Maskerade (also known as Maskerade in Wien, Masquerade or Masquerade in Vienna), is an Austrian operetta film, and a classic of German language cinema. The exceptional script of this, a great example of the genre of the Wiener Film, was by Walter Reisch and Willi Forst, who also directed. The German premiere was held in Berlin on 21 August 1934, followed by the Austrian premiere in Vienna on 26 September of the same year.

== Plot ==
The film is set in Viennese high society of about 1900. After a masked carnival ball, Gerda Harrandt (Hilde von Stolz), wife of the surgeon Carl Ludwig Harrandt (Peter Petersen), allows the fashionable artist Ferdinand Heideneck (Adolf Wohlbrück) to paint a portrait of her wearing only a mask and a muff. This muff however belongs to Anita Keller (Olga Chekhova), in secret the painter's lover but also the fiancée of the court orchestra director Paul Harrandt (Walter Janssen), the brother of Gerda's husband.

The picture is published in the newspaper. When Paul sees it and asks Heideneck some searching questions about the identity of the model, the artist is forced to improvise a story and on the spur of the moment invents a woman called Leopoldine Dur as the alleged model. Leopoldine Dur however turns out to be a real woman (Paula Wessely), whose acquaintance Heideneck makes shortly afterwards. This makes his lover Anita so jealous that she shoots him. He survives, and Leopoldine nurses him back to health. The true identity of the sitter in the portrait remains a mystery, however.

== Background ==
In February 1934, in the middle of the brief Austrian Civil War, Walter Reisch and Willi Forst wrote the screenplay of Maskerade in the Hotel Kranz-Ambassador in Vienna. Filming began in the same month in the Rosenhügel Film Studios of Sascha-Film. It was only the second film directed by Willi Forst, but is nevertheless one of his masterpieces. It was also the first film role for the distinguished stage actress Paula Wessely.

== Production ==
Since the microphones of the period were not very sensitive, they had to be brought as close to the performers as possible. Because of the visible shadows that the microphones would have cast under the intense lighting of the film sets they had to be hidden in many scenes behind all sorts of objects such as armchairs, bookshelves and vases. The actors had nevertheless to be constantly instructed to speak louder, which caused a number of problems in scenes in which by their nature it was necessary to speak quietly.

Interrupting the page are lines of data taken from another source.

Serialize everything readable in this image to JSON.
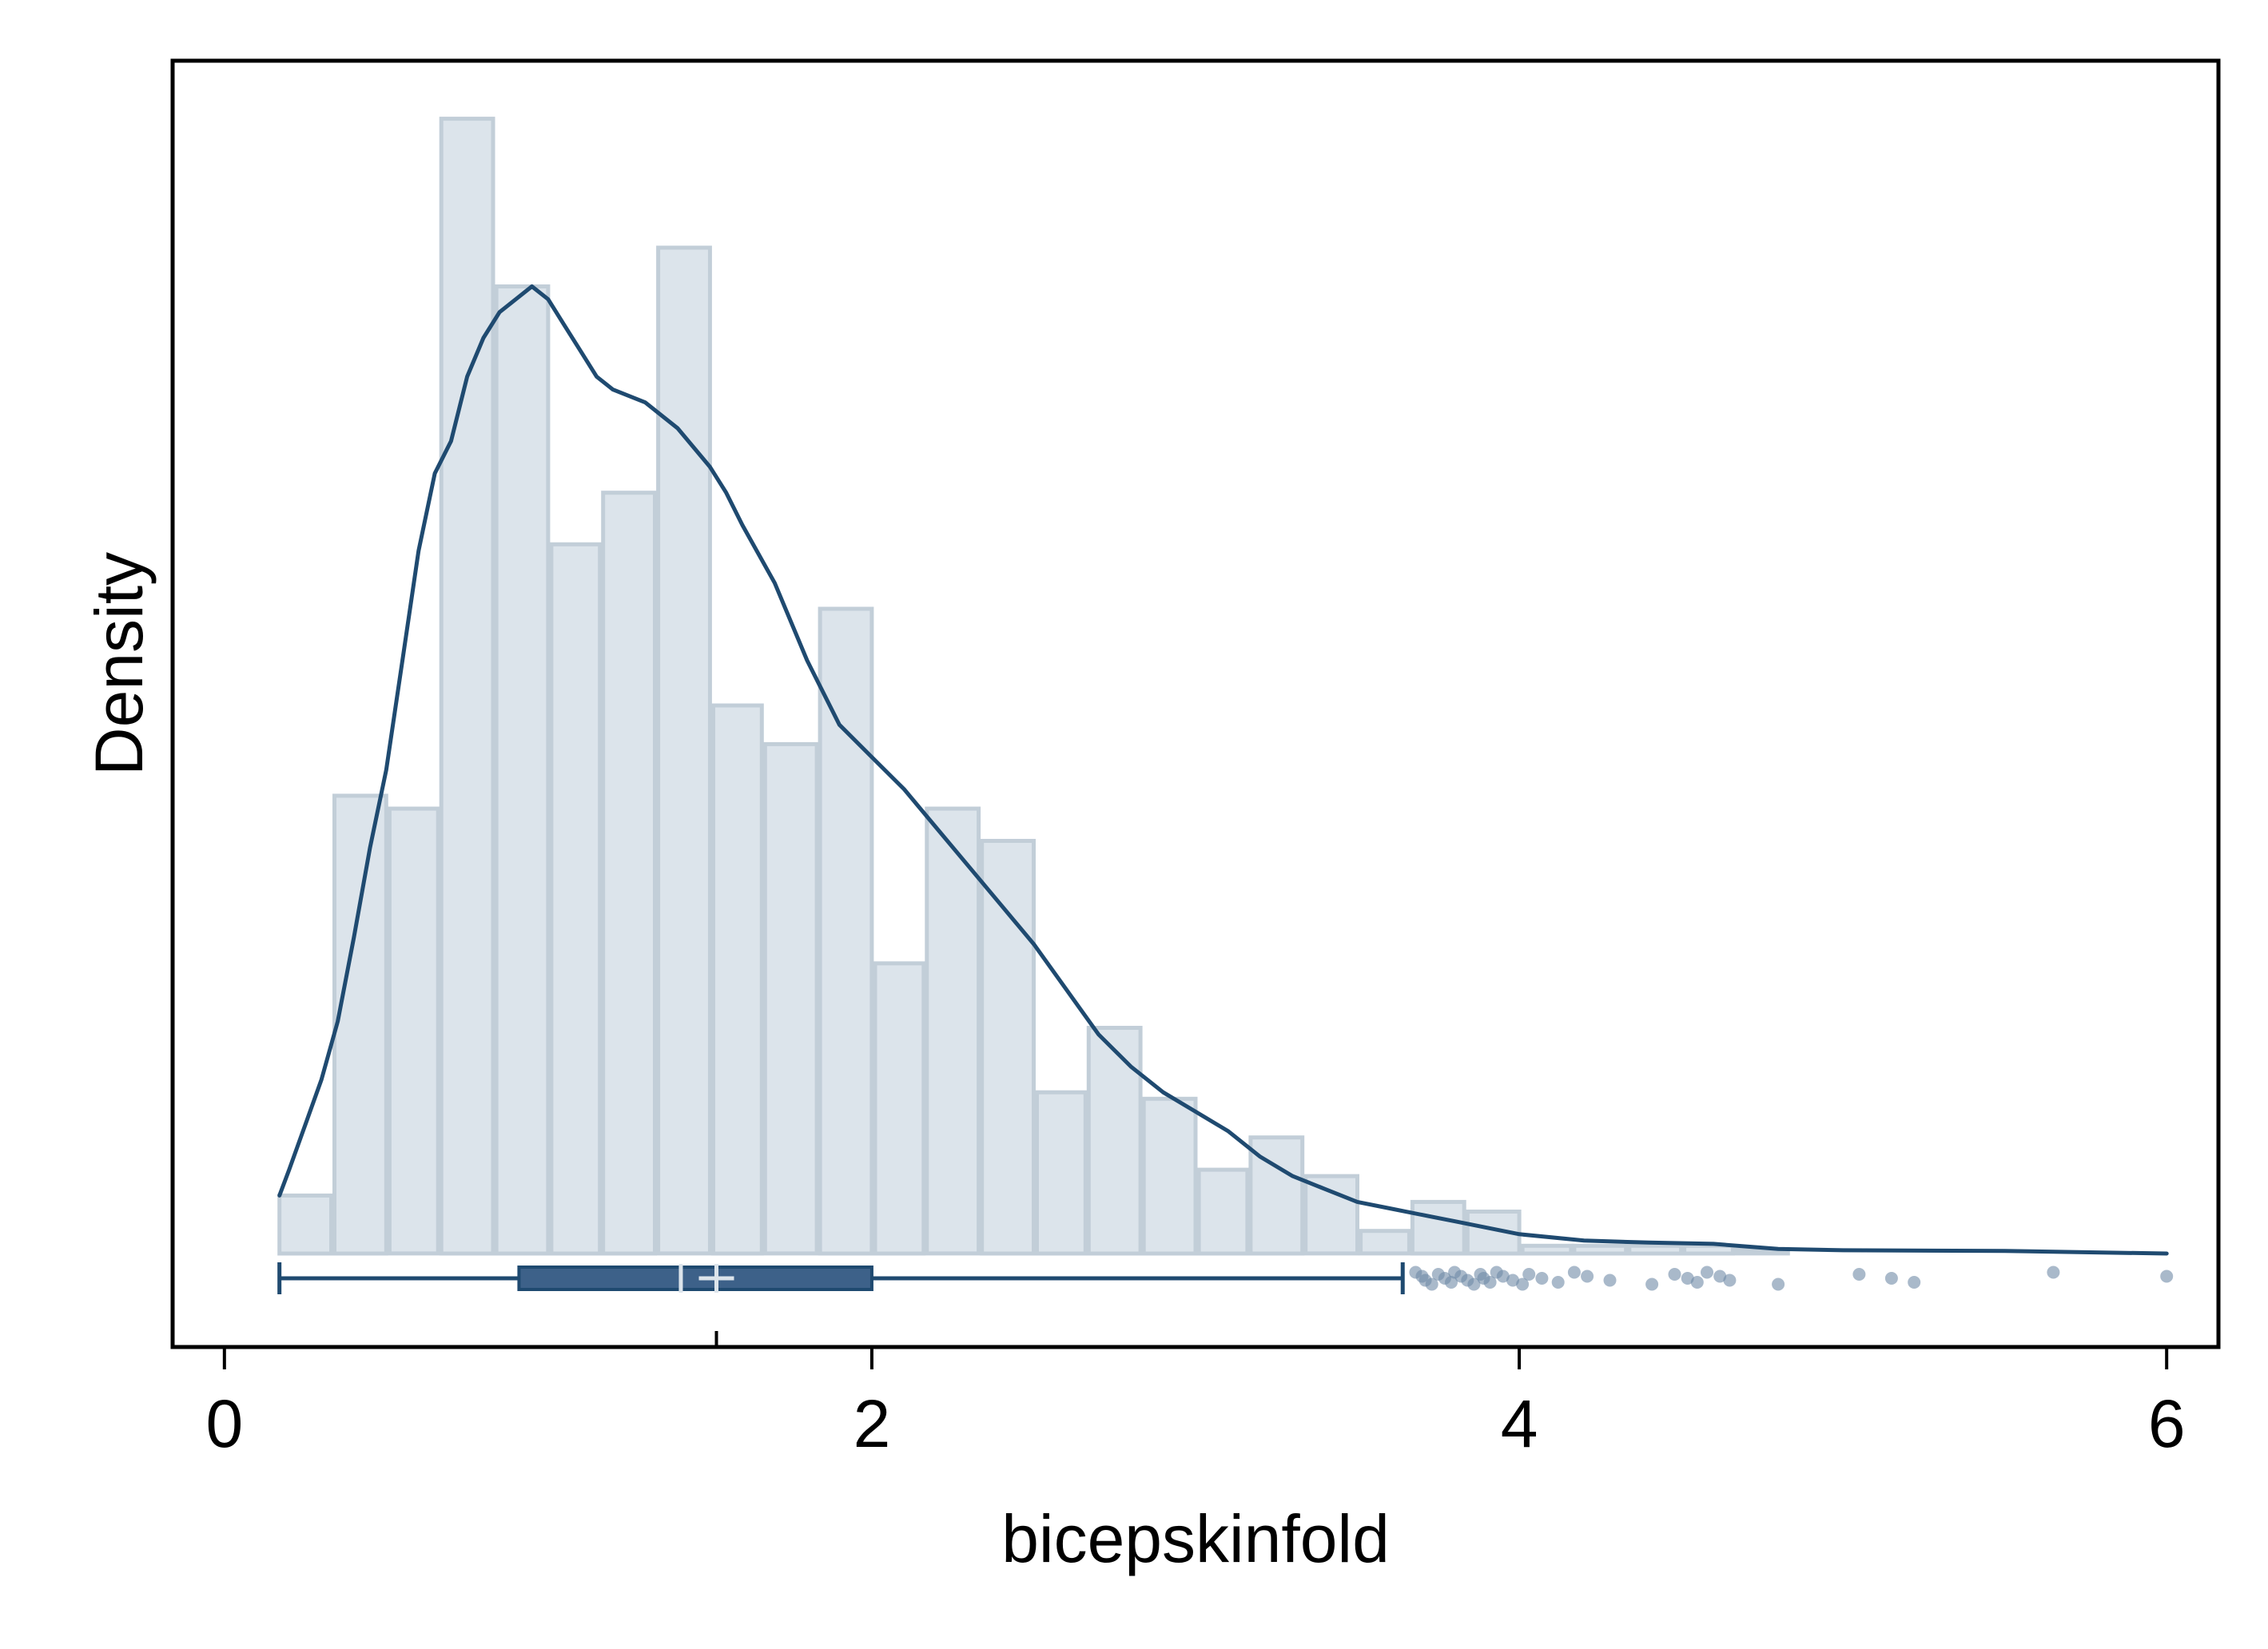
{
  "chart_data": {
    "type": "histogram",
    "xlabel": "bicepskinfold",
    "ylabel": "Density",
    "xlim": [
      -0.16,
      6.16
    ],
    "ylim": [
      -0.145,
      1.85
    ],
    "xticks": [
      0,
      2,
      4,
      6
    ],
    "ytick_labels_shown": false,
    "grid": false,
    "legend": "none",
    "histogram": {
      "bin_width": 0.167,
      "bins": [
        {
          "x0": 0.17,
          "x1": 0.33,
          "density": 0.09
        },
        {
          "x0": 0.34,
          "x1": 0.5,
          "density": 0.71
        },
        {
          "x0": 0.51,
          "x1": 0.66,
          "density": 0.69
        },
        {
          "x0": 0.67,
          "x1": 0.83,
          "density": 1.76
        },
        {
          "x0": 0.84,
          "x1": 1.0,
          "density": 1.5
        },
        {
          "x0": 1.01,
          "x1": 1.16,
          "density": 1.1
        },
        {
          "x0": 1.17,
          "x1": 1.33,
          "density": 1.18
        },
        {
          "x0": 1.34,
          "x1": 1.5,
          "density": 1.56
        },
        {
          "x0": 1.51,
          "x1": 1.66,
          "density": 0.85
        },
        {
          "x0": 1.67,
          "x1": 1.83,
          "density": 0.79
        },
        {
          "x0": 1.84,
          "x1": 2.0,
          "density": 1.0
        },
        {
          "x0": 2.01,
          "x1": 2.16,
          "density": 0.45
        },
        {
          "x0": 2.17,
          "x1": 2.33,
          "density": 0.69
        },
        {
          "x0": 2.34,
          "x1": 2.5,
          "density": 0.64
        },
        {
          "x0": 2.51,
          "x1": 2.66,
          "density": 0.25
        },
        {
          "x0": 2.67,
          "x1": 2.83,
          "density": 0.35
        },
        {
          "x0": 2.84,
          "x1": 3.0,
          "density": 0.24
        },
        {
          "x0": 3.01,
          "x1": 3.16,
          "density": 0.13
        },
        {
          "x0": 3.17,
          "x1": 3.33,
          "density": 0.18
        },
        {
          "x0": 3.34,
          "x1": 3.5,
          "density": 0.12
        },
        {
          "x0": 3.51,
          "x1": 3.66,
          "density": 0.035
        },
        {
          "x0": 3.67,
          "x1": 3.83,
          "density": 0.08
        },
        {
          "x0": 3.84,
          "x1": 4.0,
          "density": 0.065
        },
        {
          "x0": 4.01,
          "x1": 4.16,
          "density": 0.012
        },
        {
          "x0": 4.17,
          "x1": 4.33,
          "density": 0.012
        },
        {
          "x0": 4.34,
          "x1": 4.5,
          "density": 0.012
        },
        {
          "x0": 4.51,
          "x1": 4.66,
          "density": 0.012
        },
        {
          "x0": 4.67,
          "x1": 4.83,
          "density": 0.006
        }
      ]
    },
    "kde": {
      "x": [
        0.17,
        0.2,
        0.25,
        0.3,
        0.35,
        0.4,
        0.45,
        0.5,
        0.55,
        0.6,
        0.65,
        0.7,
        0.75,
        0.8,
        0.85,
        0.9,
        0.95,
        1.0,
        1.05,
        1.1,
        1.15,
        1.2,
        1.3,
        1.4,
        1.5,
        1.55,
        1.6,
        1.7,
        1.8,
        1.9,
        2.0,
        2.1,
        2.2,
        2.3,
        2.4,
        2.5,
        2.6,
        2.7,
        2.8,
        2.9,
        3.0,
        3.1,
        3.2,
        3.3,
        3.4,
        3.5,
        3.6,
        3.7,
        3.8,
        3.9,
        4.0,
        4.2,
        4.4,
        4.6,
        4.8,
        5.0,
        5.5,
        6.0
      ],
      "y": [
        0.09,
        0.13,
        0.2,
        0.27,
        0.36,
        0.49,
        0.63,
        0.75,
        0.92,
        1.09,
        1.21,
        1.26,
        1.36,
        1.42,
        1.46,
        1.48,
        1.5,
        1.48,
        1.44,
        1.4,
        1.36,
        1.34,
        1.32,
        1.28,
        1.22,
        1.18,
        1.13,
        1.04,
        0.92,
        0.82,
        0.77,
        0.72,
        0.66,
        0.6,
        0.54,
        0.48,
        0.41,
        0.34,
        0.29,
        0.25,
        0.22,
        0.19,
        0.15,
        0.12,
        0.1,
        0.08,
        0.07,
        0.06,
        0.05,
        0.04,
        0.03,
        0.02,
        0.017,
        0.015,
        0.007,
        0.005,
        0.004,
        0.0
      ]
    },
    "boxplot": {
      "min": 0.17,
      "q1": 0.91,
      "median": 1.41,
      "mean": 1.52,
      "q3": 2.0,
      "whisker_low": 0.17,
      "whisker_high": 3.64,
      "outliers": [
        3.68,
        3.7,
        3.71,
        3.73,
        3.75,
        3.77,
        3.79,
        3.8,
        3.82,
        3.84,
        3.86,
        3.88,
        3.89,
        3.91,
        3.93,
        3.95,
        3.98,
        4.01,
        4.03,
        4.07,
        4.12,
        4.17,
        4.21,
        4.28,
        4.41,
        4.48,
        4.52,
        4.55,
        4.58,
        4.62,
        4.65,
        4.8,
        5.05,
        5.15,
        5.22,
        5.65,
        6.0
      ]
    },
    "colors": {
      "bar_fill": "#dce4eb",
      "bar_edge": "#c2ced8",
      "line": "#1f4a70",
      "box_fill": "#3d6189",
      "mean_marker": "#dce4eb",
      "outlier": "#6f8aa6",
      "frame": "#000000"
    }
  }
}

Essential to the visual success of the film was the contribution of the virtuoso of the film camera of 1930s Austria, Franz Planer, with his lively and beautifully lit compositions. The sets were the creation of Oskar Strnad, a great name of the contemporary Austrian art scene and lecturer at the School of Commercial Art (Wiener Kunstgewerbeschule, now the Universität für angewandte Kunst Wien), assisted by Emil Stepanek. Strnad's costume designs however were passed over by Forst in favour of those by Gerdago, whose dress for Paula Wessely contributed both to the success of the film and to Wessely's breakthrough into films.

Willy Schmidt-Gentner composed the score. The declared production costs were 863,539,45 Austrian schillings.

== Remakes ==
=== Escapade===
Because of the film's great success it was remade in America in 1935 under the title Escapade.

===Operetta===
At the end of the 1970s, Reisch wrote an operetta based on the film of Maskerade with his cousin Georg Kreisler, who composed the music. (Robert Stolz had initially been commissioned for the music but died in 1975 aged 95, just after he had begun work on it). The premiere took place in 1983 during the Wiener Festwochen in the Theater in der Josefstadt under Kreisler's musical direction, and the piece ran for two seasons to packed houses; it has never been performed since. Reisch did not live to see it performed, as he fell ill and died in Los Angeles on 28 March 1983.